Proven correctness and performance bounds through theoretical analysis.

Successful FPGA implementation demonstrating short stabilization times.

Experimental validation confirming skew and frequency bounds.

Abstract

We present concept and implementation of a self-stabilizing Byzantine fault-tolerant distributed clock generation scheme for multi-synchronous GALS architectures in critical applications. It combines a variant of a recently introduced self-stabilizing algorithm for generating low-frequency, low-accuracy synchronized pulses with a simple non-stabilizing high-frequency, high-accuracy clock synchronization algorithm. We provide thorough correctness proofs and a performance analysis, which use methods from fault-tolerant distributed computing research but also addresses hardware-related issues like metastability.

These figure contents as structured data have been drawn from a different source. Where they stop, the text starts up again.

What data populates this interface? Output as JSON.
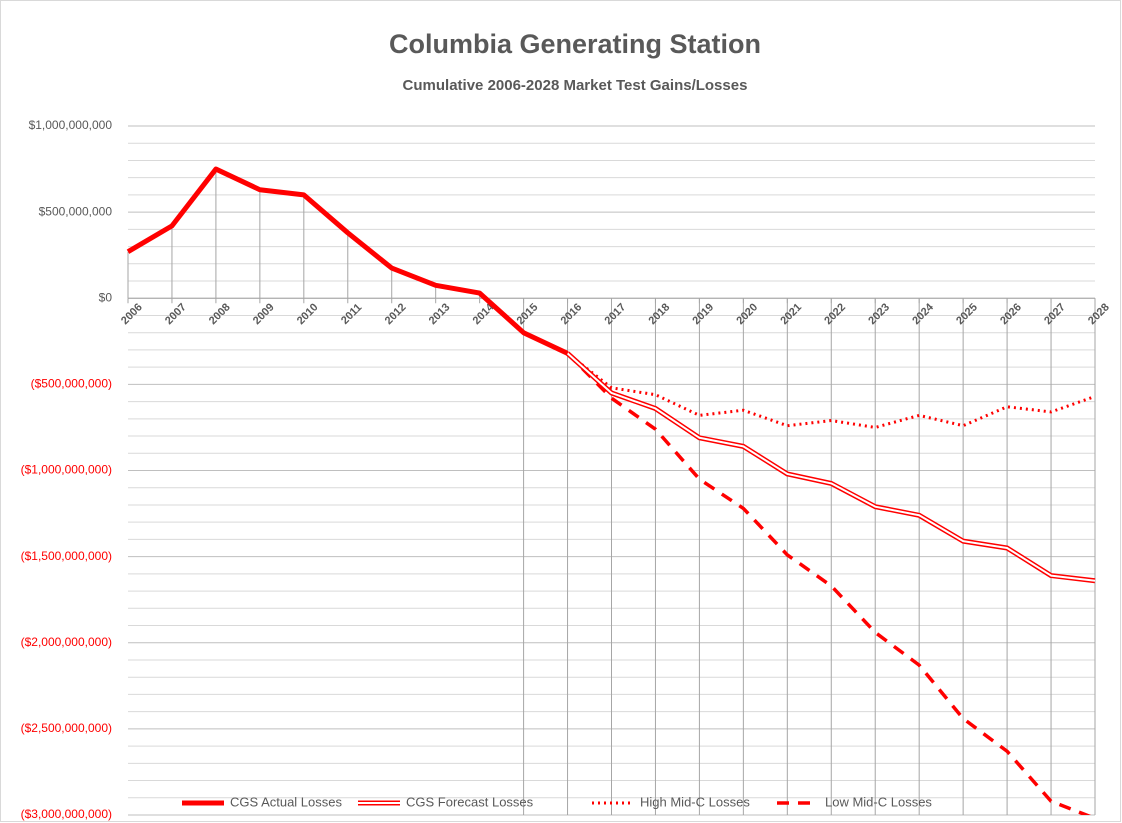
{
  "chart_data": {
    "type": "line",
    "title": "Columbia Generating Station",
    "subtitle": "Cumulative 2006-2028 Market Test Gains/Losses",
    "categories": [
      "2006",
      "2007",
      "2008",
      "2009",
      "2010",
      "2011",
      "2012",
      "2013",
      "2014",
      "2015",
      "2016",
      "2017",
      "2018",
      "2019",
      "2020",
      "2021",
      "2022",
      "2023",
      "2024",
      "2025",
      "2026",
      "2027",
      "2028"
    ],
    "series": [
      {
        "name": "CGS Actual Losses",
        "color": "#ff0000",
        "style": "solid",
        "values": [
          270000000,
          420000000,
          750000000,
          630000000,
          600000000,
          380000000,
          175000000,
          75000000,
          30000000,
          -200000000,
          -320000000,
          null,
          null,
          null,
          null,
          null,
          null,
          null,
          null,
          null,
          null,
          null,
          null
        ]
      },
      {
        "name": "CGS Forecast Losses",
        "color": "#ff0000",
        "style": "double",
        "values": [
          null,
          null,
          null,
          null,
          null,
          null,
          null,
          null,
          null,
          null,
          -320000000,
          -550000000,
          -640000000,
          -810000000,
          -860000000,
          -1020000000,
          -1075000000,
          -1210000000,
          -1260000000,
          -1410000000,
          -1450000000,
          -1610000000,
          -1640000000
        ]
      },
      {
        "name": "High Mid-C Losses",
        "color": "#ff0000",
        "style": "dotted",
        "values": [
          null,
          null,
          null,
          null,
          null,
          null,
          null,
          null,
          null,
          null,
          -320000000,
          -520000000,
          -560000000,
          -680000000,
          -650000000,
          -740000000,
          -710000000,
          -750000000,
          -680000000,
          -740000000,
          -630000000,
          -660000000,
          -570000000
        ]
      },
      {
        "name": "Low Mid-C Losses",
        "color": "#ff0000",
        "style": "dashed",
        "values": [
          null,
          null,
          null,
          null,
          null,
          null,
          null,
          null,
          null,
          null,
          -320000000,
          -580000000,
          -760000000,
          -1050000000,
          -1220000000,
          -1490000000,
          -1670000000,
          -1940000000,
          -2130000000,
          -2440000000,
          -2630000000,
          -2920000000,
          -3020000000
        ]
      }
    ],
    "ylim": [
      -3000000000,
      1000000000
    ],
    "yticks": [
      {
        "value": 1000000000,
        "label": "$1,000,000,000"
      },
      {
        "value": 500000000,
        "label": "$500,000,000"
      },
      {
        "value": 0,
        "label": "$0"
      },
      {
        "value": -500000000,
        "label": "($500,000,000)"
      },
      {
        "value": -1000000000,
        "label": "($1,000,000,000)"
      },
      {
        "value": -1500000000,
        "label": "($1,500,000,000)"
      },
      {
        "value": -2000000000,
        "label": "($2,000,000,000)"
      },
      {
        "value": -2500000000,
        "label": "($2,500,000,000)"
      },
      {
        "value": -3000000000,
        "label": "($3,000,000,000)"
      }
    ],
    "yminor": [
      900000000,
      800000000,
      700000000,
      600000000,
      400000000,
      300000000,
      200000000,
      100000000,
      -100000000,
      -200000000,
      -300000000,
      -400000000,
      -600000000,
      -700000000,
      -800000000,
      -900000000,
      -1100000000,
      -1200000000,
      -1300000000,
      -1400000000,
      -1600000000,
      -1700000000,
      -1800000000,
      -1900000000,
      -2100000000,
      -2200000000,
      -2300000000,
      -2400000000,
      -2600000000,
      -2700000000,
      -2800000000,
      -2900000000
    ],
    "grid": true,
    "legend": "bottom",
    "negative_label_color": "#ff0000"
  }
}
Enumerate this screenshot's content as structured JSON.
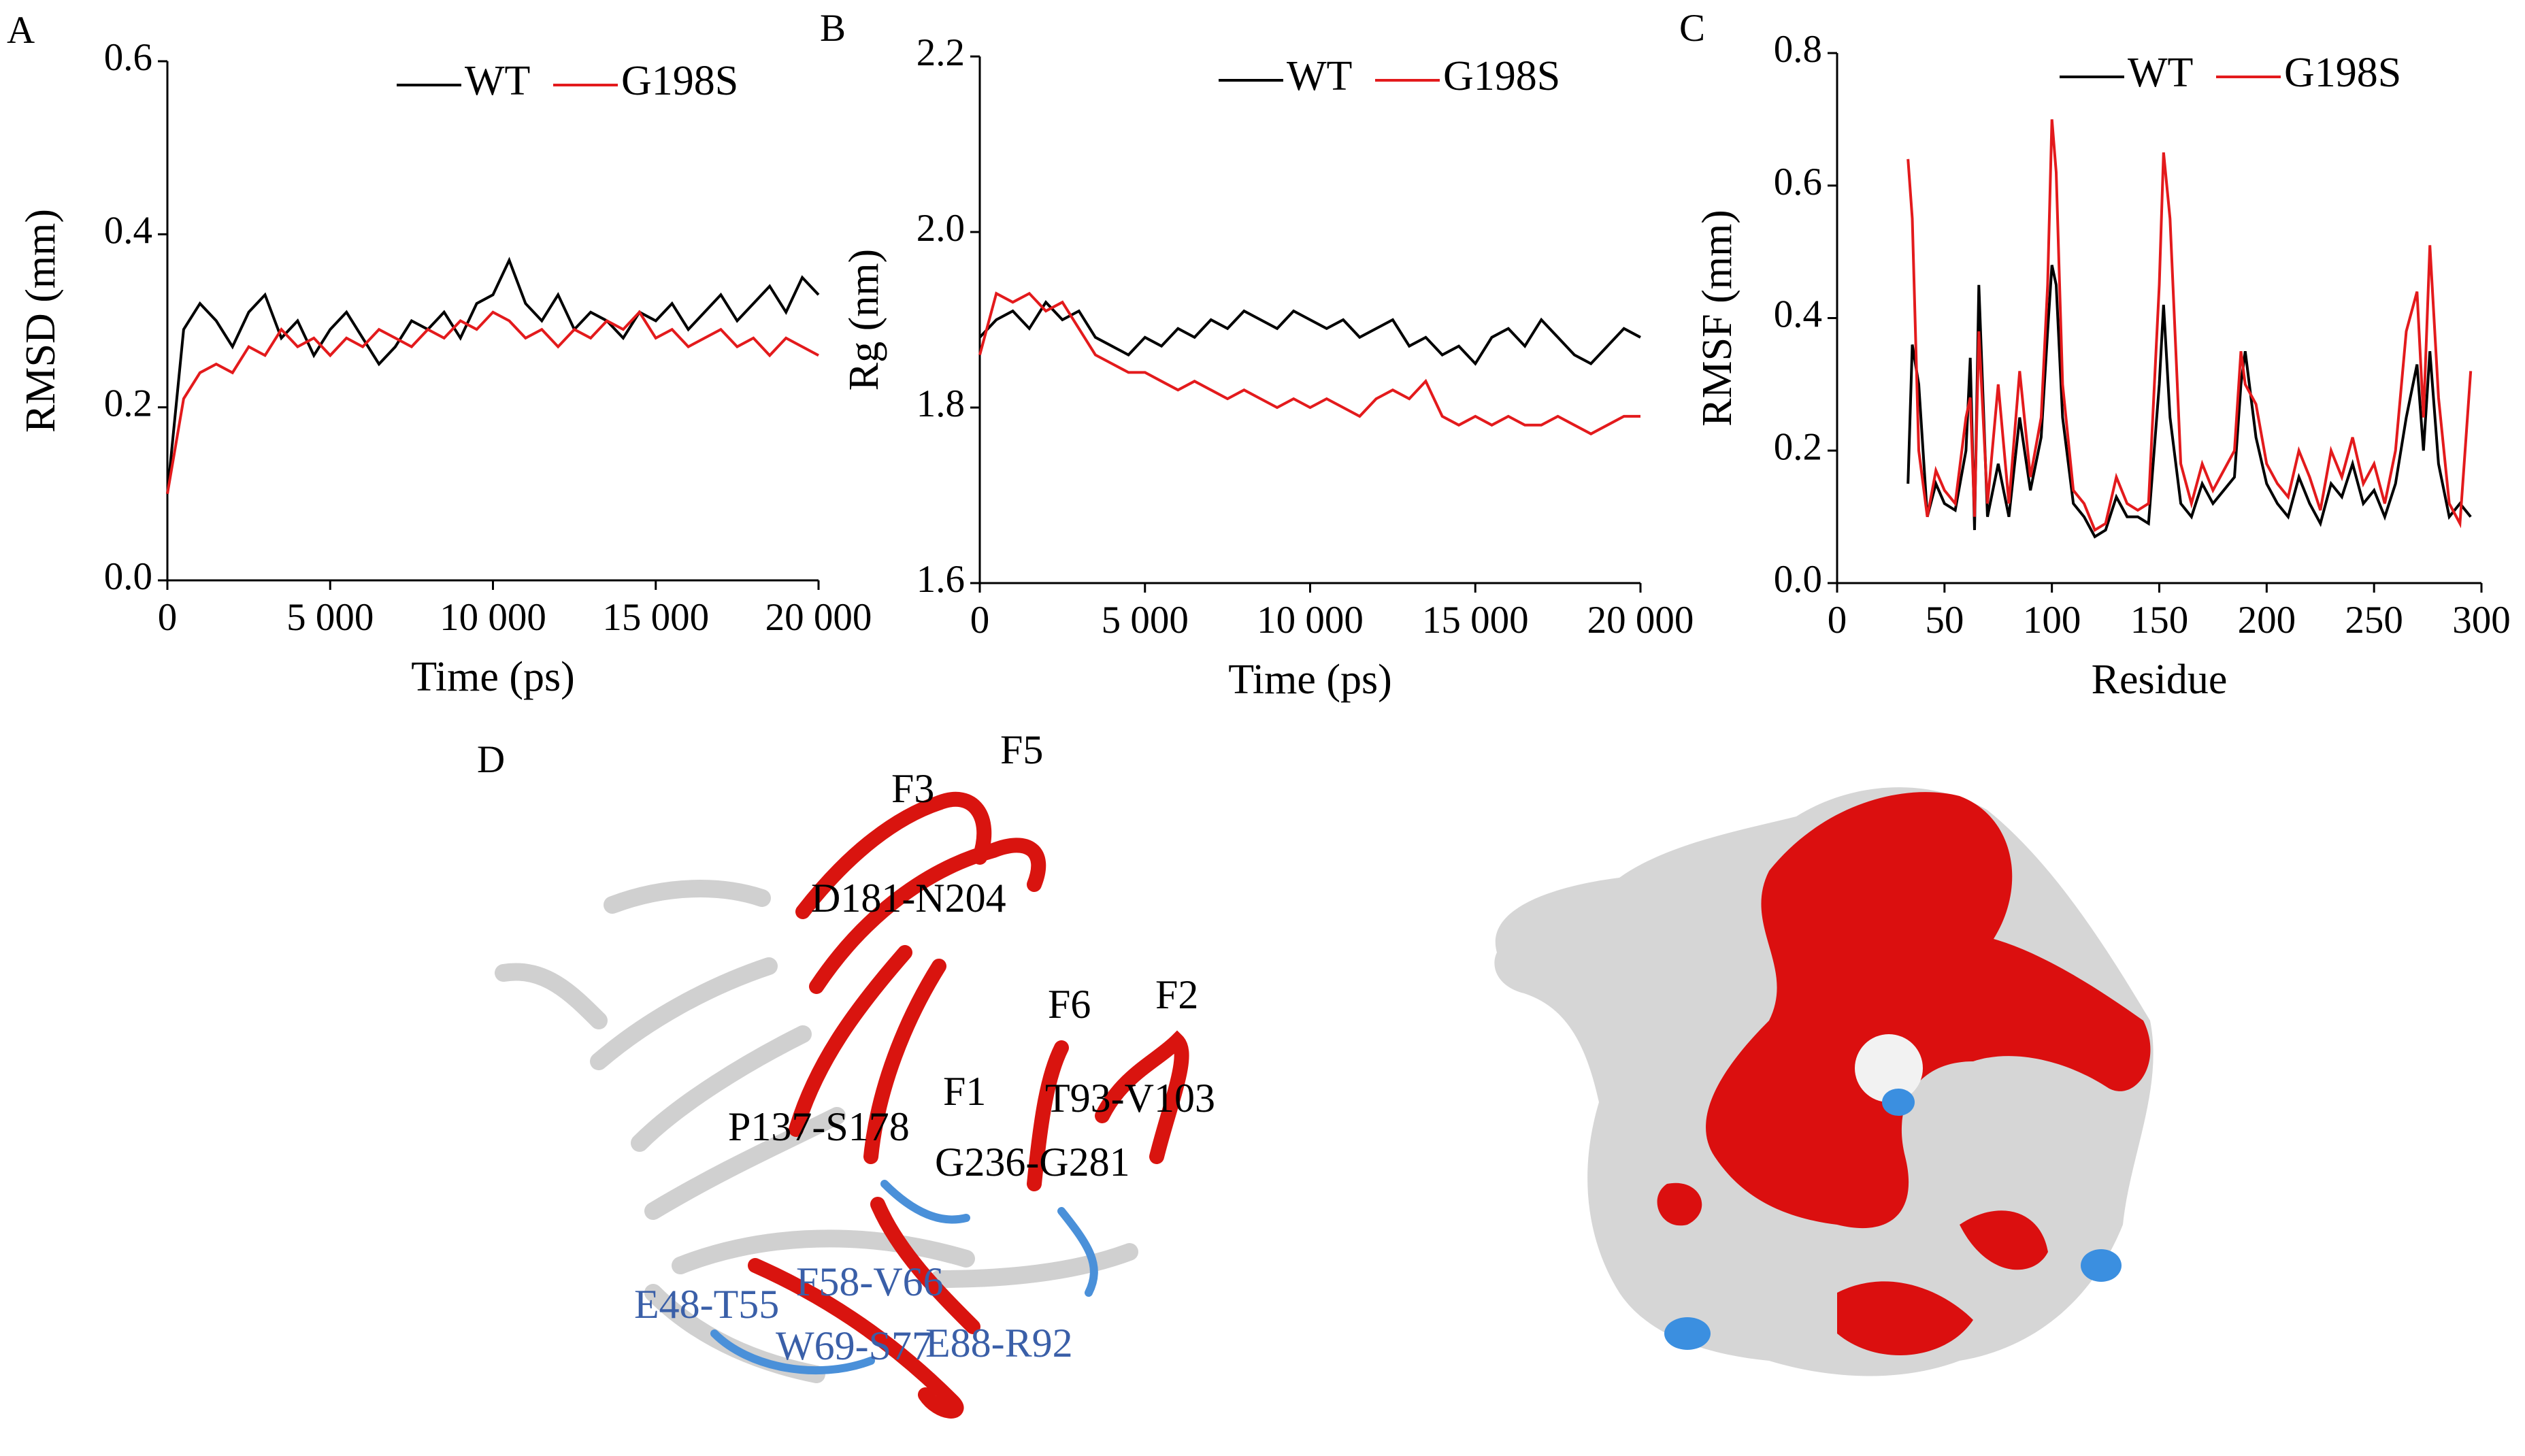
{
  "chart_data": [
    {
      "type": "line",
      "panel_label": "A",
      "x_label": "Time (ps)",
      "y_label": "RMSD (mm)",
      "x": [
        0,
        500,
        1000,
        1500,
        2000,
        2500,
        3000,
        3500,
        4000,
        4500,
        5000,
        5500,
        6000,
        6500,
        7000,
        7500,
        8000,
        8500,
        9000,
        9500,
        10000,
        10500,
        11000,
        11500,
        12000,
        12500,
        13000,
        13500,
        14000,
        14500,
        15000,
        15500,
        16000,
        16500,
        17000,
        17500,
        18000,
        18500,
        19000,
        19500,
        20000
      ],
      "series": [
        {
          "name": "WT",
          "color": "#000000",
          "values": [
            0.1,
            0.29,
            0.32,
            0.3,
            0.27,
            0.31,
            0.33,
            0.28,
            0.3,
            0.26,
            0.29,
            0.31,
            0.28,
            0.25,
            0.27,
            0.3,
            0.29,
            0.31,
            0.28,
            0.32,
            0.33,
            0.37,
            0.32,
            0.3,
            0.33,
            0.29,
            0.31,
            0.3,
            0.28,
            0.31,
            0.3,
            0.32,
            0.29,
            0.31,
            0.33,
            0.3,
            0.32,
            0.34,
            0.31,
            0.35,
            0.33
          ]
        },
        {
          "name": "G198S",
          "color": "#e31a1c",
          "values": [
            0.1,
            0.21,
            0.24,
            0.25,
            0.24,
            0.27,
            0.26,
            0.29,
            0.27,
            0.28,
            0.26,
            0.28,
            0.27,
            0.29,
            0.28,
            0.27,
            0.29,
            0.28,
            0.3,
            0.29,
            0.31,
            0.3,
            0.28,
            0.29,
            0.27,
            0.29,
            0.28,
            0.3,
            0.29,
            0.31,
            0.28,
            0.29,
            0.27,
            0.28,
            0.29,
            0.27,
            0.28,
            0.26,
            0.28,
            0.27,
            0.26
          ]
        }
      ],
      "xlim": [
        0,
        20000
      ],
      "xticks": [
        0,
        {
          "value": 5000,
          "label": "5 000"
        },
        {
          "value": 10000,
          "label": "10 000"
        },
        {
          "value": 15000,
          "label": "15 000"
        },
        {
          "value": 20000,
          "label": "20 000"
        }
      ],
      "ylim": [
        0,
        0.6
      ],
      "yticks": [
        {
          "value": 0,
          "label": "0.0"
        },
        0.2,
        0.4,
        0.6
      ],
      "legend": "upper right"
    },
    {
      "type": "line",
      "panel_label": "B",
      "x_label": "Time (ps)",
      "y_label": "Rg (nm)",
      "x": [
        0,
        500,
        1000,
        1500,
        2000,
        2500,
        3000,
        3500,
        4000,
        4500,
        5000,
        5500,
        6000,
        6500,
        7000,
        7500,
        8000,
        8500,
        9000,
        9500,
        10000,
        10500,
        11000,
        11500,
        12000,
        12500,
        13000,
        13500,
        14000,
        14500,
        15000,
        15500,
        16000,
        16500,
        17000,
        17500,
        18000,
        18500,
        19000,
        19500,
        20000
      ],
      "series": [
        {
          "name": "WT",
          "color": "#000000",
          "values": [
            1.88,
            1.9,
            1.91,
            1.89,
            1.92,
            1.9,
            1.91,
            1.88,
            1.87,
            1.86,
            1.88,
            1.87,
            1.89,
            1.88,
            1.9,
            1.89,
            1.91,
            1.9,
            1.89,
            1.91,
            1.9,
            1.89,
            1.9,
            1.88,
            1.89,
            1.9,
            1.87,
            1.88,
            1.86,
            1.87,
            1.85,
            1.88,
            1.89,
            1.87,
            1.9,
            1.88,
            1.86,
            1.85,
            1.87,
            1.89,
            1.88
          ]
        },
        {
          "name": "G198S",
          "color": "#e31a1c",
          "values": [
            1.86,
            1.93,
            1.92,
            1.93,
            1.91,
            1.92,
            1.89,
            1.86,
            1.85,
            1.84,
            1.84,
            1.83,
            1.82,
            1.83,
            1.82,
            1.81,
            1.82,
            1.81,
            1.8,
            1.81,
            1.8,
            1.81,
            1.8,
            1.79,
            1.81,
            1.82,
            1.81,
            1.83,
            1.79,
            1.78,
            1.79,
            1.78,
            1.79,
            1.78,
            1.78,
            1.79,
            1.78,
            1.77,
            1.78,
            1.79,
            1.79
          ]
        }
      ],
      "xlim": [
        0,
        20000
      ],
      "xticks": [
        0,
        {
          "value": 5000,
          "label": "5 000"
        },
        {
          "value": 10000,
          "label": "10 000"
        },
        {
          "value": 15000,
          "label": "15 000"
        },
        {
          "value": 20000,
          "label": "20 000"
        }
      ],
      "ylim": [
        1.6,
        2.2
      ],
      "yticks": [
        1.6,
        1.8,
        {
          "value": 2,
          "label": "2.0"
        },
        2.2
      ],
      "legend": "upper right"
    },
    {
      "type": "line",
      "panel_label": "C",
      "x_label": "Residue",
      "y_label": "RMSF (mm)",
      "x": [
        33,
        35,
        38,
        42,
        46,
        50,
        55,
        60,
        62,
        64,
        66,
        70,
        75,
        80,
        85,
        90,
        95,
        98,
        100,
        102,
        105,
        110,
        115,
        120,
        125,
        130,
        135,
        140,
        145,
        150,
        152,
        155,
        160,
        165,
        170,
        175,
        180,
        185,
        188,
        190,
        195,
        200,
        205,
        210,
        215,
        220,
        225,
        230,
        235,
        240,
        245,
        250,
        255,
        260,
        265,
        270,
        273,
        276,
        280,
        285,
        290,
        295
      ],
      "series": [
        {
          "name": "WT",
          "color": "#000000",
          "values": [
            0.15,
            0.36,
            0.3,
            0.1,
            0.15,
            0.12,
            0.11,
            0.2,
            0.34,
            0.08,
            0.45,
            0.1,
            0.18,
            0.1,
            0.25,
            0.14,
            0.22,
            0.38,
            0.48,
            0.45,
            0.25,
            0.12,
            0.1,
            0.07,
            0.08,
            0.13,
            0.1,
            0.1,
            0.09,
            0.3,
            0.42,
            0.25,
            0.12,
            0.1,
            0.15,
            0.12,
            0.14,
            0.16,
            0.3,
            0.35,
            0.22,
            0.15,
            0.12,
            0.1,
            0.16,
            0.12,
            0.09,
            0.15,
            0.13,
            0.18,
            0.12,
            0.14,
            0.1,
            0.15,
            0.25,
            0.33,
            0.2,
            0.35,
            0.18,
            0.1,
            0.12,
            0.1
          ]
        },
        {
          "name": "G198S",
          "color": "#e31a1c",
          "values": [
            0.64,
            0.55,
            0.2,
            0.1,
            0.17,
            0.14,
            0.12,
            0.25,
            0.28,
            0.1,
            0.38,
            0.12,
            0.3,
            0.12,
            0.32,
            0.16,
            0.25,
            0.45,
            0.7,
            0.62,
            0.3,
            0.14,
            0.12,
            0.08,
            0.09,
            0.16,
            0.12,
            0.11,
            0.12,
            0.45,
            0.65,
            0.55,
            0.18,
            0.12,
            0.18,
            0.14,
            0.17,
            0.2,
            0.35,
            0.3,
            0.27,
            0.18,
            0.15,
            0.13,
            0.2,
            0.16,
            0.11,
            0.2,
            0.16,
            0.22,
            0.15,
            0.18,
            0.12,
            0.2,
            0.38,
            0.44,
            0.25,
            0.51,
            0.28,
            0.12,
            0.09,
            0.32
          ]
        }
      ],
      "xlim": [
        0,
        300
      ],
      "xticks": [
        0,
        50,
        100,
        150,
        200,
        250,
        300
      ],
      "ylim": [
        0,
        0.8
      ],
      "yticks": [
        {
          "value": 0,
          "label": "0.0"
        },
        0.2,
        0.4,
        0.6,
        0.8
      ],
      "legend": "upper right"
    }
  ],
  "panel_d": {
    "panel_label": "D",
    "labels_black": [
      "F3",
      "F5",
      "D181-N204",
      "F6",
      "F2",
      "F1",
      "T93-V103",
      "P137-S178",
      "G236-G281"
    ],
    "labels_blue": [
      "E48-T55",
      "F58-V66",
      "W69-S77",
      "E88-R92"
    ]
  }
}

The algorithm, which consists of several concurrent communicating asynchronous state machines, has been implemented in VHDL using Petrify in conjunction with some extensions, and synthetisized for an Altera Cyclone FPGA. An experimental validation of this prototype has been carried out to confirm the skew and clock frequency bounds predicted by the theoretical analysis, as well as the very short stabilization times (required for recovering after excessively many transient failures) achievable in practice.